I emphasize the above because, like Goodman told AP, to some people, "the fact that it wasn't going to be a satire was unthinkable." I was one of those people. THis is simply because when I first heard about the opera, it was in the context of other operas that been produced by Richard Thomas on the lives/work of tabloid figures like Jerry Springer and Anna Nicole Smith. And at the time, I had only appreciated classical music and opera from afar, as background music or something that helped assert just how "different" I was.
A couple of years ago, I decided to start exploring genres of music that I knew little or nothing about, starting with classical. And while I did my damnedest to understand and appreciate the centuries old works by composers like Mozart, Saint-Saens, and Rossini, it was the more modern material from the 20th century forward that most readily scratched my itch for understanding. But I did lean further into operas, old and new, because, simply, there was a storyline for me to latch on to --tales that were aided and emphasized by their accompanying music.
This was how I stumbled into the world of John Adams. Not through Nixon In China, but his 2005 opera, Doctor Atomic, a musical rendering of the first tests of the atomic bomb, centering on J. Robert Oppenheimer. It was a work that didn't attempt to mirror the mood and sounds of classic operas. The structure was intact — two or three acts, an overture, arias, choral pieces — but it pushed against that framework with every note. Moments like bass-baritone Gerard Finley's stirring solo that ends the first act of Atomic, vii which uses a sonnet from John Donne to speak of Oppenheimer's inner turmoil with the terrifying potential of what he had created, left me reeling.
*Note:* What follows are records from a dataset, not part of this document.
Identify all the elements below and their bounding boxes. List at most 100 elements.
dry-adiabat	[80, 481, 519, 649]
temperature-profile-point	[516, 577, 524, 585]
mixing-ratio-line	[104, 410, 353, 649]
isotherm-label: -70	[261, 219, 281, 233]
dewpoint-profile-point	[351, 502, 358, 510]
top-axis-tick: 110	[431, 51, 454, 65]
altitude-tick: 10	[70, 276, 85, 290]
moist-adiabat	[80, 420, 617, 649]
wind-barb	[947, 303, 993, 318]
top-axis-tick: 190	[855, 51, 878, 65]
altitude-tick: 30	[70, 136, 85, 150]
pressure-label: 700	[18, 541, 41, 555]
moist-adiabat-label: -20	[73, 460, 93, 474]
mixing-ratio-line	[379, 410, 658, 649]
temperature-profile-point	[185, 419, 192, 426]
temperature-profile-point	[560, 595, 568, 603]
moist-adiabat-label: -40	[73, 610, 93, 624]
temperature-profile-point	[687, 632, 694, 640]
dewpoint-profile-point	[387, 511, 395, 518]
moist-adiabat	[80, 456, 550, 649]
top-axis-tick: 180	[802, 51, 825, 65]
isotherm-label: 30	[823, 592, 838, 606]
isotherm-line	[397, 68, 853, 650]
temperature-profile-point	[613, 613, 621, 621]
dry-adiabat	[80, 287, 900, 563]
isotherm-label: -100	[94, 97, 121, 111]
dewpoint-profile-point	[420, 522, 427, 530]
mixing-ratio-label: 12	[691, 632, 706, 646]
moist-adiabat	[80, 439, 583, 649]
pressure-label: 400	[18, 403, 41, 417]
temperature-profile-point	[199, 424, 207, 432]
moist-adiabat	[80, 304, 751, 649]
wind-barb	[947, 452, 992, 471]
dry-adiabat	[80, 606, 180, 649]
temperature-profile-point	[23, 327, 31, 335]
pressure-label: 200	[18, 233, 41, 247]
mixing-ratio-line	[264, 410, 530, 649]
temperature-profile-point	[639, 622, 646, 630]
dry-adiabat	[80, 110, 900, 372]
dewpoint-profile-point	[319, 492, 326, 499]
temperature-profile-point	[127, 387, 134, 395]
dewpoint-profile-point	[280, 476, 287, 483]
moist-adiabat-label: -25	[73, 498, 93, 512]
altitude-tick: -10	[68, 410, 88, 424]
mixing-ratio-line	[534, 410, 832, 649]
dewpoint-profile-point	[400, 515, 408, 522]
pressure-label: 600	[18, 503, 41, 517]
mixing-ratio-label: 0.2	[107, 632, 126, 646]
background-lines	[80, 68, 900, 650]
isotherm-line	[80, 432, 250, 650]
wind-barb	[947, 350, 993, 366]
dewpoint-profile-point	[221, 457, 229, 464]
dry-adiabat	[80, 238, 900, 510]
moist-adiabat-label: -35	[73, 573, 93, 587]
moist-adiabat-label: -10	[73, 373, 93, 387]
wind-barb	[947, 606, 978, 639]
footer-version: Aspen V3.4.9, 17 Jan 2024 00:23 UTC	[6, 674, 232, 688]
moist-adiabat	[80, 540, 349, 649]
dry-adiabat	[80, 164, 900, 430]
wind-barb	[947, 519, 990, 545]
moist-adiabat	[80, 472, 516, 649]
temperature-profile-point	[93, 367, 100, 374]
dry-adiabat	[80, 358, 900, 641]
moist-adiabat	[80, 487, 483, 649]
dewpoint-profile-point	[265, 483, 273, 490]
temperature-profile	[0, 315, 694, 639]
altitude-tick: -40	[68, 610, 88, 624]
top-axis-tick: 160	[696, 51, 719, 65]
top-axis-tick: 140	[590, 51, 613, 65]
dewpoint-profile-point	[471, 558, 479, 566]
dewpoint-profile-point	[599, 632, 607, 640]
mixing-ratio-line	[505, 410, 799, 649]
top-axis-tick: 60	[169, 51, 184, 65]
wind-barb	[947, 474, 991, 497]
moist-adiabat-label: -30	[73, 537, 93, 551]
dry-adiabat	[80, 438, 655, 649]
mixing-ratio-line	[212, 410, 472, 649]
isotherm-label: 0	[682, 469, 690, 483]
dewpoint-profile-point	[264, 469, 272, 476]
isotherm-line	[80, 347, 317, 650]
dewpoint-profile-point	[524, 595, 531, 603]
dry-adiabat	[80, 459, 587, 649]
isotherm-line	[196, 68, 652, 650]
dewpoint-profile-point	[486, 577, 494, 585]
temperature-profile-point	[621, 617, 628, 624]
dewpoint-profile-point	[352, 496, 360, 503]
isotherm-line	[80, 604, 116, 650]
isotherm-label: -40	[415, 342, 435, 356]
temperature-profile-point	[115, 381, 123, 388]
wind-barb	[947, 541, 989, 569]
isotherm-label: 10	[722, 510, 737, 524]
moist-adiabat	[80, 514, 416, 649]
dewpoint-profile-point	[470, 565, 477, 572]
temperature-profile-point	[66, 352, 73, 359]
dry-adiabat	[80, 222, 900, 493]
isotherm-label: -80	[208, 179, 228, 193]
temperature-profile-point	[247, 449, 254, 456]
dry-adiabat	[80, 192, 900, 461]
Nixon In China only deepened my appreciation. The film of the Houston Opera premier that Network Awesome is featuring this week, as well as the performance of the Metropolitan Opera revival that I caught earlier this year when it was broadcast to movie theaters, showcase how easily Adams and Goodman adapted themselves to the operatic form and what great fun they must have had playing around with it.
This is no comic opera, however. There are moments of lunatic glee, like the staging of The Red Detachment of Women within the opera that features a Henry Kissinger lookalike that pokes fun at the former National Security Advisor's penchant for female companionship.
What the rest of the opera does is find the epic qualities inherent in this rather dramatic move by the Nixon administration to open its proverbial doors to China. If not for the Watergate scandal, this could have been the defining moment of Nixon's presidency. These were two world superpowers looking each other in the eyes for the first time and sniffing around one another in an attempt to find either common ground or at least some sort of understanding of one another's actions and intentions.
Adams and Goodman emphasize the self-awareness of each party involved. The aria that closes the first act finds Nixon proudly proclaiming that he was making history, comparing it to the Apollo moon landing, while also allowing his paranoia to creep in ("The rats begin to chew the sheets..."). And in the aria sung by Mao Zedong's wife Chiang Ch'ing at the end of Act II, she shrilly glorifies her own part in the cultural upheaval of China.
Knowing the eventual downfall of the major figures involved—Nixon's impeachment, the deaths (only months apart) of Mao and his key advisor Chou En-Lai, and the 1980 trial of Chiang Ch'ing for her role in the deaths of thousands of Chinese citizens—only deepens the ironic sting of Nixon In China and adds to its ample power.
vi Ross, Alex. The Rest Is Noise. New York: Farrar Strauss Giroux, 2007.